Their faces changed immediately, their gaze looking down at their own glasses. It was a very uncomfortable silence. Were they really that big? Was my old number still puny in comparison?

"I'm five point eight." admitted another friend, breaking the tension with his voice.

"I'm five point one." The second added sheepishly, leaving me feeling better.

We looked at our last friend, who hesitated before admitting to four inches and a half. We all laughed it off as we drank more beer, the conversation soon turned back to sexual exploits and reassurances that size didn't matter much after all. Internally, I was feeling better about myself. I had been bigger than most of my mates, and even now, I wasn't the smallest. But with one last sip of my beer, I realized I might become the smallest here.

Coming home drunk as a skunk, Maria greeted me with her usual warmth. "So, how was your night out with the boys? Did you miss me?" She asked, teasingly.

I grinned at her. The truth was that I did miss her. It was a bond only she could provide, the intimacy between us that made me feel whole.

"It was very fun. We learned lots." I drunkenly replied, feeling buzzed from the alcohol and the conversation. "But one thing... guys talked about penis sizes."

Maria's eyes lit up immediately - it was her favorite topic. "What did they say?"

I told them my friends' numbers. Her reactions to their sizes were interesting, more so when I mentioned the smallest of the group. I felt a small pang of jealousy then. But Maria just grinned at me, her hand on mine as she leaned in for a kiss.

"Most of your friends are bigger than you now. You know that," She whispered with a hint of excitement.

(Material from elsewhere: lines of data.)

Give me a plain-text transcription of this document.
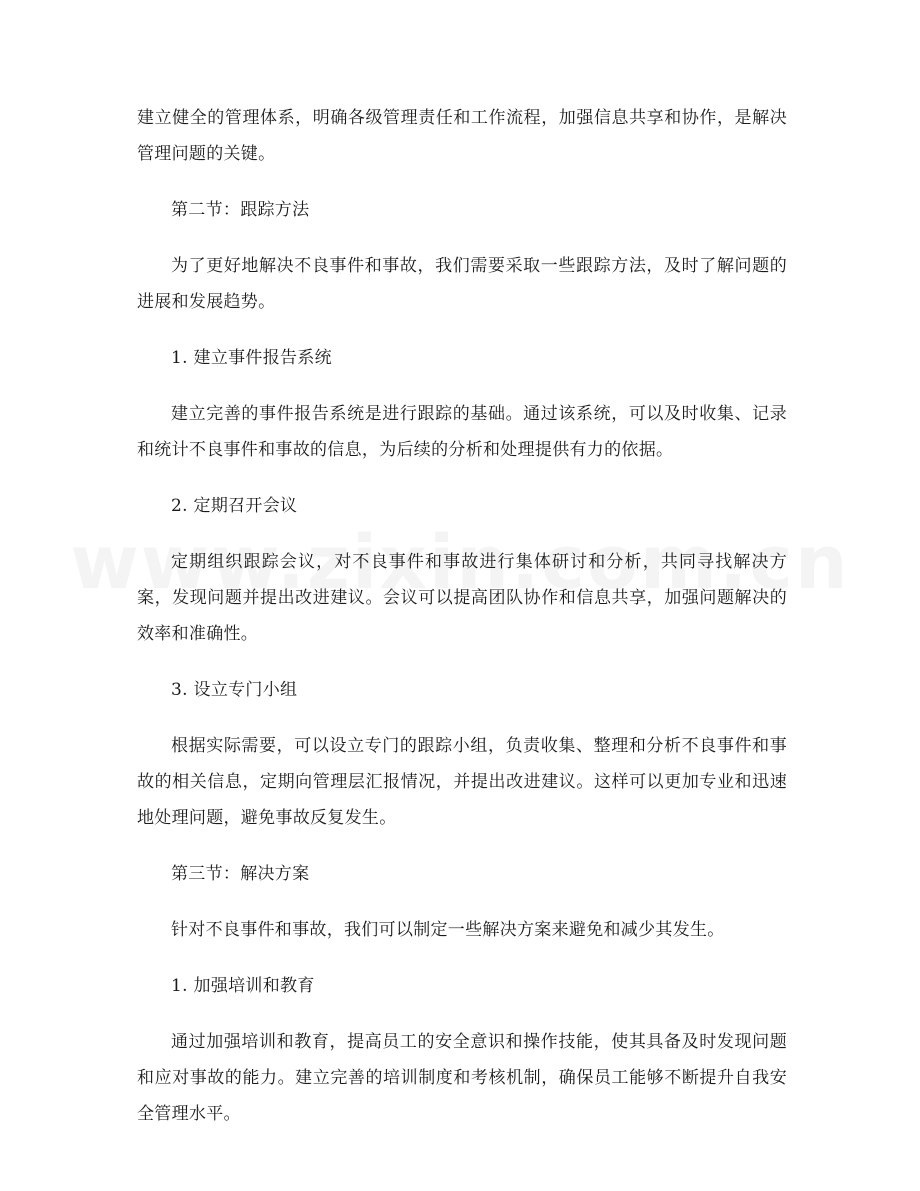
建立健全的管理体系，明确各级管理责任和工作流程，加强信息共享和协作，是解决管理问题的关键。

第二节：跟踪方法

为了更好地解决不良事件和事故，我们需要采取一些跟踪方法，及时了解问题的进展和发展趋势。

1. 建立事件报告系统

建立完善的事件报告系统是进行跟踪的基础。通过该系统，可以及时收集、记录和统计不良事件和事故的信息，为后续的分析和处理提供有力的依据。

2. 定期召开会议

定期组织跟踪会议，对不良事件和事故进行集体研讨和分析，共同寻找解决方案，发现问题并提出改进建议。会议可以提高团队协作和信息共享，加强问题解决的效率和准确性。

3. 设立专门小组

根据实际需要，可以设立专门的跟踪小组，负责收集、整理和分析不良事件和事故的相关信息，定期向管理层汇报情况，并提出改进建议。这样可以更加专业和迅速地处理问题，避免事故反复发生。

第三节：解决方案

针对不良事件和事故，我们可以制定一些解决方案来避免和减少其发生。

1. 加强培训和教育

通过加强培训和教育，提高员工的安全意识和操作技能，使其具备及时发现问题和应对事故的能力。建立完善的培训制度和考核机制，确保员工能够不断提升自我安全管理水平。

"Yeah but..." I said, feeling unsure if this was a good thing or not.

"Why did you lie?" she whispered into my ear, "You could have been honest."

I hesitated, unsure what to say next. My friend's lies were still fresh and the idea of being more truthful felt uncomfortable. But Maria's hands slid down my pants, her fingers finding their way underneath.

"You're not five point six anymore..." She whispered, stroking me gently as if measuring it with her touch. "Why did you lie to your friends?"

I was too drunk to come up with an answer. I wanted to please her, to be a good boyfriend, but the truth felt heavy on my tongue. And yet, she didn't let go until I spoke out loudly: "I don't know."

Maria smiled at me, her eyes bright and confident like never before. "Next time, you'll tell them your real size. You won't hide from them."

Kissing me, she led me to the bedroom, where she undressed me, taking my pants off as if it were the most natural thing in the world. However, my dick stayed flaccid. The alcohol made me unable to perform, but Maria wasn't bothered by it - ​in fact, some corner of my mind vaguely noted that she seemed fascinated with my lack of erection. She played with its foreskin, teasingly stroking it like a cat with a new toy. Usually such touches made me ready in seconds, but tonight I couldn't react. It appeared she was greatly enjoying covering and uncovering my glans without any intention of sex.